Parallel ForEach using a ConcurrentBag not working as expected


I have this code that processes items in a list:

    static readonly object _Lock = new object();

    public class Item
    {
        public string Name;
        public string ID;
    }

    static void Main(string[] args)
    {
        var items = new List<Item>
        {
            new Item { Name = "One", ID = "123" },
            new Item { Name = "Two", ID = "234" },
            new Item { Name = "Three", ID = "123" }
        };

        var itemsProcess = new ConcurrentBag<Item>();
        Parallel.ForEach(items, (item) =>
        {
            Item itemProcess = null;
            // lock (_Lock)
            {
                itemProcess = itemsProcess.FirstOrDefault(a => a.ID == item.ID);
            }
            if (itemProcess != null)
            {
                Console.WriteLine($"Item [{item.Name}] was already processed as [{itemProcess.Name}]");
            }
            else
            {
                itemsProcess.Add(item);
                Console.WriteLine($"Processing item [{item.Name}]");
                Thread.Sleep(1000); // do some work...
            }
        });

        Console.ReadKey();
      }

I am basically using the ConcurrentBag to check for the existence of an object based on several conditions.
I am expecting to always get an output like (order may vary):

Processing item [One]
Item [Three] was already processed as [One]
Processing item [Two]

But I sometimes get an output, which suggests my code is not thread safe:

Processing item [Three]
Processing item [One]
Processing item [Two]

So my assumption that itemsProcess.FirstOrDefault() will block was wrong.
Using the lock does not change anything. obviously, something is wrong here, and I really can't understand why?

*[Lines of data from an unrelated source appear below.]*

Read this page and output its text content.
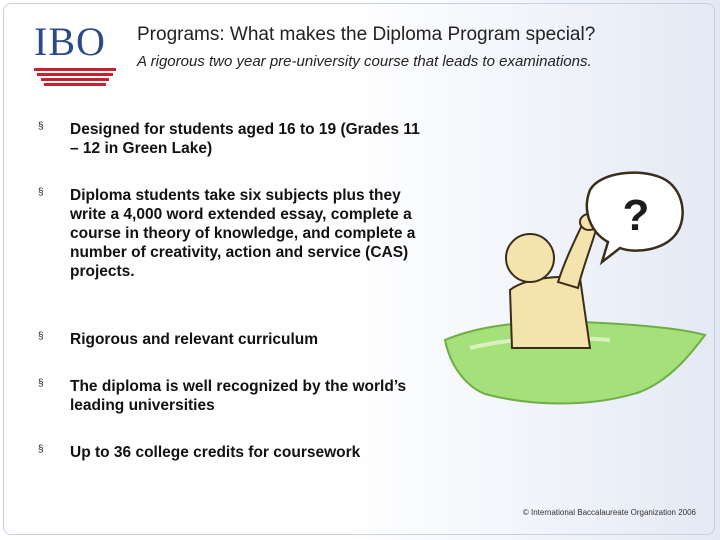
IBO Programs: What makes the Diploma Program special?
A rigorous two year pre-university course that leads to examinations.
§ Designed for students aged 16 to 19 (Grades 11 – 12 in Green Lake)
§ Diploma students take six subjects plus they write a 4,000 word extended essay, complete a course in theory of knowledge, and complete a number of creativity, action and service (CAS) projects.
§ Rigorous and relevant curriculum
§ The diploma is well recognized by the world’s leading universities
§ Up to 36 college credits for coursework
?
© International Baccalaureate Organization 2006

I know I can "solve" this in other ways (one is to prepare the list before entering Parallel.ForEach()), but I really like to know why is this behavior?


Solution

  • You have 2 independent operations within your parallel loop: FirstOrDefault and Add.

    ConcurrentBag cannot ensure thread-safety between these 2 operations.

    An alternative would be ConcurrentDictionary, which has a GetOrAdd method that will only add an item when the key is not present:

    var itemsProcess = new ConcurrentDictionary<string, Item>();
    Parallel.ForEach(items, item =>
    {
        // Returns existing item with same ID or adds this item
        var itemProcess = itemsProcess.GetOrAdd(item.Id, item);
        if (!object.ReferenceEquals(item, itemProcess))
        {
            Console.WriteLine($"Item [{item.Name}] was already processed as [{itemProcess.Name}]");
        }
        else
        {
            Console.WriteLine($"Processing item [{item.Name}]");
            // do some work...
        }
    });
    

    If you then need the processed Items as an ICollection, they can be accessed via itemsProcess.Values.